METHODS: A randomized treatment-strategy trial was conducted in Botswana. HIV-infected, ART-naive adults aged≥21 years initiating amphotericin B treatment for CM were randomized to ART initiation within 7 (intervention) vs after 28 days (control) of randomization, and the primary outcome of the rate of CSF clearance of C. neoformans over the subsequent 4 weeks was compared. Adverse events, including CM immune reconstitution inflammatory syndrome (CM-IRIS), and immunologic and virologic responses were compared over 24 weeks.

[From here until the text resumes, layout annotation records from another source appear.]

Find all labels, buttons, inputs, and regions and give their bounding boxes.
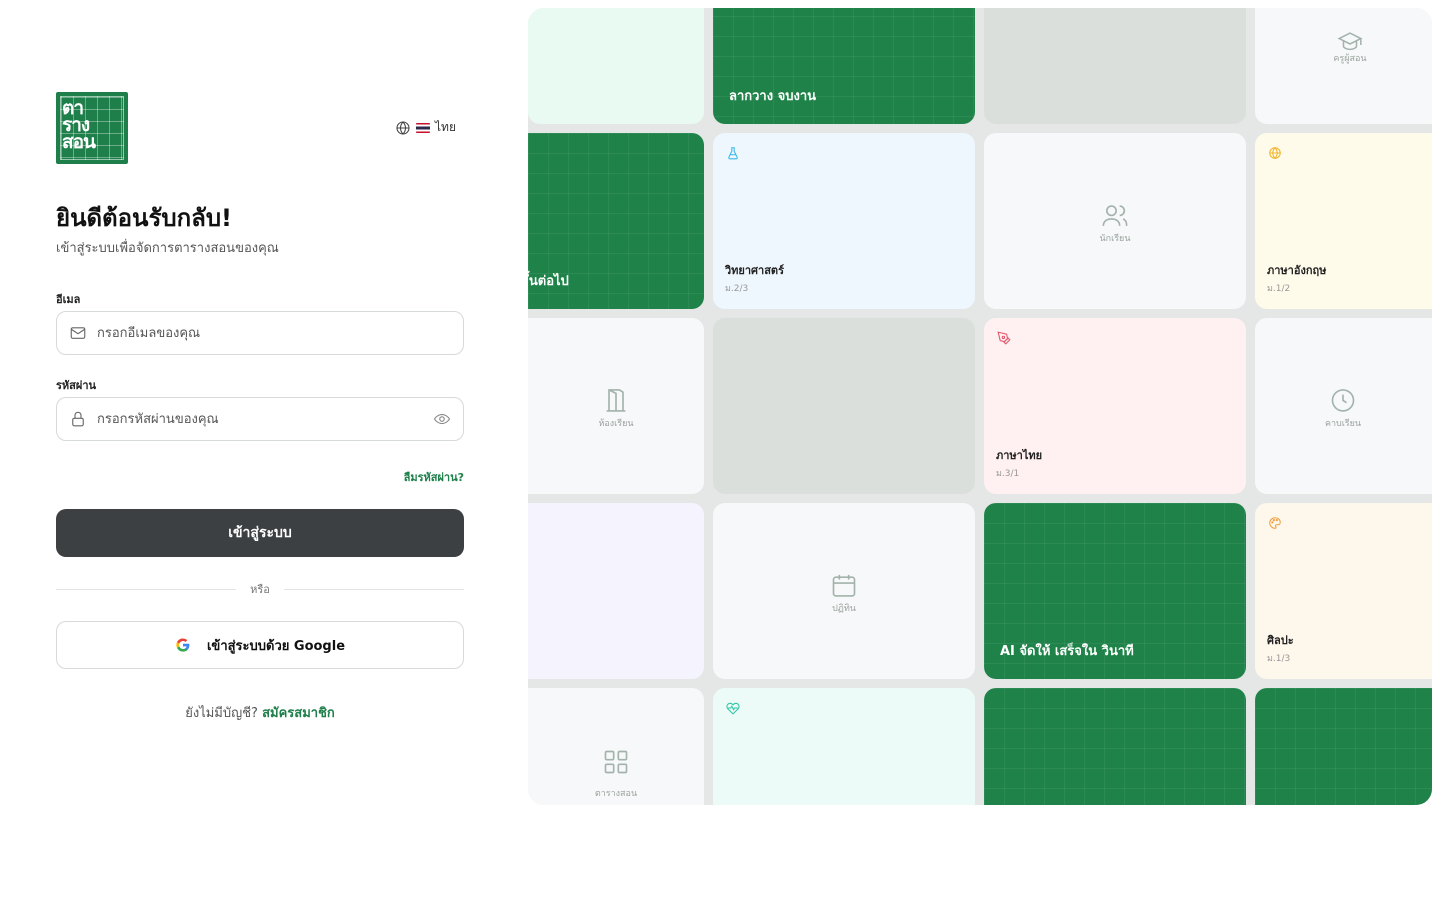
divider-line-left bbox=[56, 588, 237, 590]
login-button[interactable]: เข้าสู่ระบบ bbox=[56, 509, 464, 557]
tile-green-bottom-right bbox=[1255, 688, 1432, 805]
mail-icon bbox=[70, 327, 86, 339]
students-label: นักเรียน bbox=[1099, 234, 1131, 244]
users-icon bbox=[1102, 205, 1128, 226]
thai-class: ม.3/1 bbox=[996, 469, 1020, 479]
divider-text: หรือ bbox=[250, 583, 270, 596]
signup-link[interactable]: สมัครสมาชิก bbox=[262, 706, 335, 721]
periods-label: คาบเรียน bbox=[1324, 419, 1362, 429]
schedule-label: ตารางสอน bbox=[594, 789, 638, 799]
google-login-button[interactable]: เข้าสู่ระบบด้วย Google bbox=[56, 621, 464, 669]
google-button-label: เข้าสู่ระบบด้วย Google bbox=[206, 638, 346, 654]
tile-health bbox=[713, 688, 975, 805]
calendar-icon bbox=[832, 574, 856, 597]
heart-pulse-icon bbox=[726, 702, 740, 715]
tile-teachers: ครูผู้สอน bbox=[1255, 8, 1432, 124]
email-input[interactable] bbox=[97, 325, 451, 341]
ai-text: AI จัดให้ เสร็จใน วินาที bbox=[1000, 644, 1134, 659]
divider-line-right bbox=[283, 588, 465, 590]
logo-line-3: สอน bbox=[62, 131, 96, 153]
english-subject: ภาษาอังกฤษ bbox=[1267, 264, 1327, 277]
welcome-title: ยินดีต้อนรับกลับ! bbox=[56, 204, 233, 232]
tile-schedule: ตารางสอน bbox=[528, 688, 704, 805]
tile-green-bottom bbox=[984, 688, 1246, 805]
lock-icon bbox=[72, 411, 84, 427]
password-label: รหัสผ่าน bbox=[56, 379, 97, 392]
drag-drop-text: ลากวาง จบงาน bbox=[729, 89, 817, 104]
tile-gray-middle bbox=[713, 318, 975, 494]
feature-mosaic: ลากวาง จบงาน ครูผู้สอน ขั้นต่อไป วิทยาศา… bbox=[528, 8, 1432, 805]
email-label: อีเมล bbox=[56, 293, 81, 306]
signup-row: ยังไม่มีบัญชี? สมัครสมาชิก bbox=[56, 702, 464, 723]
english-class: ม.1/2 bbox=[1267, 284, 1291, 294]
language-label: ไทย bbox=[435, 120, 456, 134]
pen-icon bbox=[997, 331, 1011, 345]
door-icon bbox=[606, 389, 626, 412]
tile-mint-top bbox=[528, 8, 704, 124]
thai-subject: ภาษาไทย bbox=[996, 449, 1043, 462]
art-subject: ศิลปะ bbox=[1267, 634, 1294, 647]
palette-icon bbox=[1269, 517, 1281, 529]
tile-art: ศิลปะ ม.1/3 bbox=[1255, 503, 1432, 679]
science-subject: วิทยาศาสตร์ bbox=[725, 264, 784, 277]
flask-icon bbox=[728, 147, 738, 160]
tile-lavender bbox=[528, 503, 704, 679]
tile-periods: คาบเรียน bbox=[1255, 318, 1432, 494]
email-field[interactable] bbox=[56, 311, 464, 355]
forgot-password-link[interactable]: ลืมรหัสผ่าน? bbox=[404, 468, 464, 486]
tile-students: นักเรียน bbox=[984, 133, 1246, 309]
teachers-label: ครูผู้สอน bbox=[1333, 54, 1367, 64]
password-input[interactable] bbox=[97, 411, 433, 427]
welcome-subtitle: เข้าสู่ระบบเพื่อจัดการตารางสอนของคุณ bbox=[56, 241, 279, 256]
globe-icon bbox=[1269, 146, 1281, 160]
app-logo: ตา ราง สอน bbox=[56, 92, 128, 164]
tile-calendar: ปฏิทิน bbox=[713, 503, 975, 679]
tile-science: วิทยาศาสตร์ ม.2/3 bbox=[713, 133, 975, 309]
next-step-text: ขั้นต่อไป bbox=[528, 274, 569, 289]
science-class: ม.2/3 bbox=[725, 284, 749, 294]
tile-gray-top bbox=[984, 8, 1246, 124]
logo-text: ตา ราง สอน bbox=[62, 99, 96, 153]
calendar-label: ปฏิทิน bbox=[832, 604, 856, 614]
thai-flag-icon bbox=[416, 122, 431, 133]
tile-rooms: ห้องเรียน bbox=[528, 318, 704, 494]
clock-icon bbox=[1331, 389, 1355, 412]
signup-prompt: ยังไม่มีบัญชี? bbox=[185, 706, 258, 721]
globe-icon bbox=[396, 120, 410, 135]
tile-drag-drop: ลากวาง จบงาน bbox=[713, 8, 975, 124]
tile-ai: AI จัดให้ เสร็จใน วินาที bbox=[984, 503, 1246, 679]
tile-next-step: ขั้นต่อไป bbox=[528, 133, 704, 309]
tile-thai: ภาษาไทย ม.3/1 bbox=[984, 318, 1246, 494]
rooms-label: ห้องเรียน bbox=[598, 419, 634, 429]
art-class: ม.1/3 bbox=[1267, 654, 1291, 664]
password-field[interactable] bbox=[56, 397, 464, 441]
tile-english: ภาษาอังกฤษ ม.1/2 bbox=[1255, 133, 1432, 309]
google-icon bbox=[176, 638, 190, 652]
or-divider: หรือ bbox=[56, 582, 465, 596]
eye-icon[interactable] bbox=[433, 410, 451, 428]
language-switcher[interactable]: ไทย bbox=[395, 118, 456, 137]
grid-icon bbox=[604, 750, 628, 774]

RESULTS: Among 27 subjects enrolled (13 intervention and 14 control), [corrected] the median times to ART initiation were 7 (interquartile range [IQR], 5–10) and 32days (IQR, 28–36), respectively. The estimated rate of CSF clearance did not differ significantly by treatment strategy (-0.32 log10 colony-forming units [CFU]/mL/day±0.20 intervention and -0.52 log10 CFUs/mL/day (±0.48) control, P=.4). Two of 13 (15%) and 5 of 14 (36%) subjects died in the intervention and control arms, respectively (P=0.39). Seven of 13 subjects (54%) in the intervention arm vs 0 of 14 in the control arm experienced CM-IRIS (P=.002).

CONCLUSIONS: Early ART was not associated with improved CSF fungal clearance, but resulted in a high risk of CM-IRIS. Further research on optimal incorporation of ART into CM care is needed.